遺贈と死因贈与、配偶者居住権と配偶者短期居住権 -相続考11

◎遺贈と死因贈与の違い

 私自身、「遺贈」「死因贈与」の違いが分かりづらかったので、そのことを今回取り上げてみたいと思います。
 というのは、学生や実務家向けの専門書でこの辺の議論を学んでみても、当初は両者の異同がどうも理解できなかったからです。
 実際、民法554条では、死因贈与について「その性質に反しない限り、遺贈に関する規定を適用する」としていますからね。

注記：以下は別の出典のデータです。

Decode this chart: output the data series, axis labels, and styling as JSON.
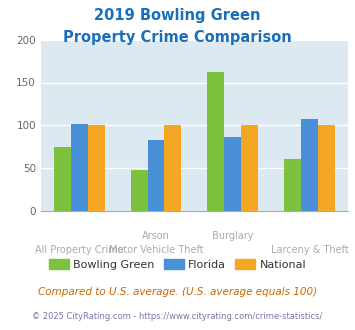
{
  "title_line1": "2019 Bowling Green",
  "title_line2": "Property Crime Comparison",
  "title_color": "#1a6fba",
  "tick_labels_row1": [
    "",
    "Arson",
    "Burglary",
    ""
  ],
  "tick_labels_row2": [
    "All Property Crime",
    "Motor Vehicle Theft",
    "",
    "Larceny & Theft"
  ],
  "bowling_green": [
    75,
    48,
    162,
    61
  ],
  "florida": [
    102,
    83,
    86,
    107
  ],
  "national": [
    100,
    100,
    100,
    100
  ],
  "color_bg": "#7dc23e",
  "color_fl": "#4a90d9",
  "color_nat": "#f5a623",
  "ylim": [
    0,
    200
  ],
  "yticks": [
    0,
    50,
    100,
    150,
    200
  ],
  "legend_labels": [
    "Bowling Green",
    "Florida",
    "National"
  ],
  "footnote1": "Compared to U.S. average. (U.S. average equals 100)",
  "footnote2": "© 2025 CityRating.com - https://www.cityrating.com/crime-statistics/",
  "footnote1_color": "#cc6600",
  "footnote2_color": "#7777aa",
  "chart_bg": "#dce9f0",
  "tick_label_color": "#aaaaaa"
}
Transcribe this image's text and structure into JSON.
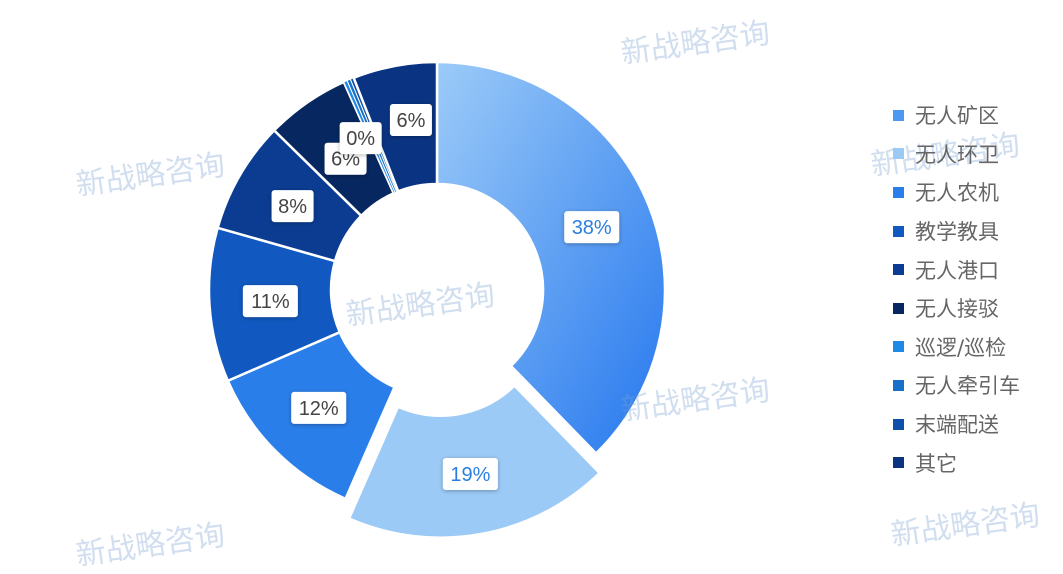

 簡単に両者の違いを言うと、「遺贈」は「遺言」によってなされ、一方的な意思表示で可能(単独で行える)であるのに対し、
「死因贈与」は「契約」なので、相手方の承諾が必要である、という違いがある、ということです。
 しかし、これはあくまで形式の違いにすぎないので、相続が開始した時点で遺言書が見つかり、「遺言の中で、私が死んだら土地家屋を○にあげます」というのと、「土地家屋を○にあげるが、それは自分が死んだ時だ」、というのは、実質的にはどちらなのか、という話です。
 物の本(「家族法」窪田充見P485))によると、前者は「遺贈」で、後者は「死因贈与」なのだそうです。
 もっとも、死因贈与なら(普通)契約書があるはずで(それが見つからなかったら話は簡単ではないのではないか、と私は思いますが)、遺言(による意思表示)か契約かという違いによって一応区分できる、と理解していただければよろしいでしょう。
 判例としては、遺言者の意思の尊重によって判別する、としているようですが、結論的に言うと、その法的効果についてはほとんど差がない(その意思を取消または撤回できるかでは、相違があります)ようです。

◎配偶者居住権と配偶者短期居住権

 もう一つの分かりづらい2つの概念も、取り上げてみましょう。
 私は、配偶者居住権(民法1028条以下)という用語もいささか分かりづらいと思っていました。これに似た用語で配偶者短期居住権(同1037条以下)というのもあり、この違いがよく分からなかったわけです。
 これも簡単に違いを説明すると、前者は、土地家屋の所有者である配偶者が亡くなった後も、他方配偶者が生涯、または一定期間引き続きその家に住み続けられる権利のことで、その要件としては、
①相続が開始した時点で、その家屋に居住していたこと、
②遺贈や家庭裁判所での遺産分割により、その居住権を取得することとなったこと、です。
 後者は、原則、遺産分割が終了するまでその配偶者が居住し続けられる権利であって、これの要件は上記①です。
 具体例で言うと、通常の遺産分割協議の場で、押しが強い子の側が「お父さんの家は、僕がもらうから」で押し通そうとしてもめたときに、家庭裁判所で配偶者側がこの権利を主張することができる、というものであり、それはそれで重要な改正だったと思います (個人的な感覚では、そんなの当り前ではないか、というところではあります)。
 ただ、この制度は2018年の相続法改正で設けられたものであり、今後の判例等の動向を注視する必要はあるかもしれません。

◎今後の法改正の動向
 配偶者居住権と配偶者短期居住権は、私の学生時代になかった新たな制度であり、近年の法改正の動きには私自身も注目しています。
 加えて、先日報道された「自筆証書遺言」の新制度は、遺言の作成をさらに簡便にするものだけでなく、偽造や紛失を防ぐ手立ても整えるもので、遺言制度のさらなる普及につながるように思っています。
 私自身も、こういった状況に対応すべく、今後とも研鑽していきたいと思っています。